Because the statute required that the force used be unlawful, and Camacho had some authority to use force by virtue of his position, the Commonwealth was tasked with proving that the force Camacho used was against law, regulation, or order of DOC.
The trial court scrutinized an internal DOC training policy created to guide officers in using appropriate levels of force that prohibited chokeholds and blows to the head, face, and neck. The trial court found Camacho’s actions to be in violation of this policy and therefore unlawful, convicting him of assault and battery. The Supreme Court reviewed Camacho’s conviction.
Camacho disputed the trial court’s application of Section 1202(a)’s criminal intent element, claiming the statute requires that he have knowledge of the facts that make his conduct illegal.
The Supreme Court undertook to construe the statute, examining its plain language and tools of statutory construction and mens rea application, as well as the Model Penal Code’s guidance and states’ applications of the MPC’s mens rea principles. Importantly, it found that although ignorance of the law is usually no excuse, a legislature’s insertion of an element of unlawfulness makes knowledge of the law a requirement of the crime.
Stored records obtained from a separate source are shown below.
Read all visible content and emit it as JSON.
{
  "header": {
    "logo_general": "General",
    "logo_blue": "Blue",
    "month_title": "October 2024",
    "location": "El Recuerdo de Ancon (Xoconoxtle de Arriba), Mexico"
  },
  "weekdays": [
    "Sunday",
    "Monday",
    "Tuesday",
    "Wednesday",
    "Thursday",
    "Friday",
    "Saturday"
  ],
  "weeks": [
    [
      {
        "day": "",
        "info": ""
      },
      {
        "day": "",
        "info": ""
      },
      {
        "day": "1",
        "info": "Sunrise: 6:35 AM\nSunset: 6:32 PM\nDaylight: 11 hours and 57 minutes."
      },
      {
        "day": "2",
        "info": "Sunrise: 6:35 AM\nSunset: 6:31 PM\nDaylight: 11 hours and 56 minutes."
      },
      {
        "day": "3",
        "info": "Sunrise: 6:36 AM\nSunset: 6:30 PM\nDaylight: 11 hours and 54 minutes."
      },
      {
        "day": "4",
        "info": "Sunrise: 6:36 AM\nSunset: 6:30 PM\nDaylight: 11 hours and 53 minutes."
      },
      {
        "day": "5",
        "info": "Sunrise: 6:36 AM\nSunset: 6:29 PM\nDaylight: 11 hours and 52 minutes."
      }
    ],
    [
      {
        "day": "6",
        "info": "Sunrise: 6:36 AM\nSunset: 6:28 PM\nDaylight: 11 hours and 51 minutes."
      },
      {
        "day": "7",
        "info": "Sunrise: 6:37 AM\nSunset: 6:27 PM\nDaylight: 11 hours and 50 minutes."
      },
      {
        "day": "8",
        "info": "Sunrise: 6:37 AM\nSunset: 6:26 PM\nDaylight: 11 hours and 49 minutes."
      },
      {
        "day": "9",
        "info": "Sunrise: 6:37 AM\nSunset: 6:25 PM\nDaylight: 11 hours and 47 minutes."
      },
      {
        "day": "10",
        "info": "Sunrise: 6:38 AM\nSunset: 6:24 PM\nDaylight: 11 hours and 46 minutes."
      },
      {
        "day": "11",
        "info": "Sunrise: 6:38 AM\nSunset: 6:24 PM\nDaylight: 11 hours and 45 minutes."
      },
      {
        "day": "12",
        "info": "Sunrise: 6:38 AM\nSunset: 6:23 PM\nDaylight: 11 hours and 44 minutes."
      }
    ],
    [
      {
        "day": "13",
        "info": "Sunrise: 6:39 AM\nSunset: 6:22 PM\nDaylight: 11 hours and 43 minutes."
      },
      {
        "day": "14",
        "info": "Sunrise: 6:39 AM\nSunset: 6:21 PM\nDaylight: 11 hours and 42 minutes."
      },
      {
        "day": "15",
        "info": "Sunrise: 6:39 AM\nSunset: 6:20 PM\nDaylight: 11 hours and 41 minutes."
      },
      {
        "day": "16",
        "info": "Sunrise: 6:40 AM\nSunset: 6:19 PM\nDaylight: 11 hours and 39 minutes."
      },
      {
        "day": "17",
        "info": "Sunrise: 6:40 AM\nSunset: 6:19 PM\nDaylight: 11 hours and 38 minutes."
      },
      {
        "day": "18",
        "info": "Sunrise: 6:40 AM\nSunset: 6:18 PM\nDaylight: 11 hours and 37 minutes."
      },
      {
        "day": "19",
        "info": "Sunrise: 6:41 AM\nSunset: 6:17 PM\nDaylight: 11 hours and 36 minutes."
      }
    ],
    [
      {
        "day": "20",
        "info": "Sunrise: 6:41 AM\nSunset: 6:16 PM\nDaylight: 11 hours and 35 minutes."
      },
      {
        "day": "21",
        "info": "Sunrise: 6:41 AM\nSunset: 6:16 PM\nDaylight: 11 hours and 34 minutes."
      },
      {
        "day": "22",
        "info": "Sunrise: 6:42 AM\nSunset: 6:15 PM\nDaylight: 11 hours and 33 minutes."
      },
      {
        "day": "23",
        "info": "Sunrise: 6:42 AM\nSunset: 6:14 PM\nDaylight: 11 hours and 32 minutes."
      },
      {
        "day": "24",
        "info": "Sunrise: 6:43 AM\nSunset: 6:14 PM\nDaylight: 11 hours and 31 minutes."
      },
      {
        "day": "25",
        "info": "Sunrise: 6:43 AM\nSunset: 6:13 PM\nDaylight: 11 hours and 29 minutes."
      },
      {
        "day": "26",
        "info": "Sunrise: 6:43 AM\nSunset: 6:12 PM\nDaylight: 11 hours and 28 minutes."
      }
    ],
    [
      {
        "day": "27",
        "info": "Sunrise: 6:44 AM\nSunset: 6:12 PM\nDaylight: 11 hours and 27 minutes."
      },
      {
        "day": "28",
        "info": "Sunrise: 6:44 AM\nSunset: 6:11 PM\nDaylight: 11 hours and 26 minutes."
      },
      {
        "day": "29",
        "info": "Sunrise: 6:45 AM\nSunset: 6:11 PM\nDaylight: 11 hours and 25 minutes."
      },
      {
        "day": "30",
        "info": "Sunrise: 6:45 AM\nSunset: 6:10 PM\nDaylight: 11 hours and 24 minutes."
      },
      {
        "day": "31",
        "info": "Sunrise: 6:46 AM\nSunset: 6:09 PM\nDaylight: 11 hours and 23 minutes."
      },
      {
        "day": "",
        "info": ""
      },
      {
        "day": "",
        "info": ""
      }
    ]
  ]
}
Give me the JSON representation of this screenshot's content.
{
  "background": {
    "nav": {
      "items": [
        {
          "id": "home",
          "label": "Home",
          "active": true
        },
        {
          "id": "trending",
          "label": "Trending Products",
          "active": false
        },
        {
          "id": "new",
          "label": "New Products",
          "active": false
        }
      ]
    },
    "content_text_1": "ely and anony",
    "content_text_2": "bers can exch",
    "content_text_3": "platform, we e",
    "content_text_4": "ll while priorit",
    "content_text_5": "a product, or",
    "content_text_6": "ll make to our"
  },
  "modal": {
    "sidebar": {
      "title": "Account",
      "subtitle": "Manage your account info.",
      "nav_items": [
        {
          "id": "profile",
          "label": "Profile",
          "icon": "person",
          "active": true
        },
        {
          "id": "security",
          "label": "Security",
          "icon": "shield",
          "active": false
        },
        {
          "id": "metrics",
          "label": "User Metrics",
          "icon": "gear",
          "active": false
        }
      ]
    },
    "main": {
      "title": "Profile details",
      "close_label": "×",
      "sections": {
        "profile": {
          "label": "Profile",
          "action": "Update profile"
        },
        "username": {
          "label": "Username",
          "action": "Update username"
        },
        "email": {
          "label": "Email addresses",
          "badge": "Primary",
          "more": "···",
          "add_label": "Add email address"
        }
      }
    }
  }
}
The High Court thus read a mens rea of knowingly into the assault and battery statute. Because the trial court did not consider Camacho’s knowledge of his authority—or lack of it—to apply force to the inmate, it improperly applied the statute to him. The court’s failure to consider Camacho’s criminal intent was fatal to his conviction.
As a result, because the Supreme Court found the trial court improperly analyzed the mens rea required to be guilty of assault and battery, it vacated Camacho’s conviction.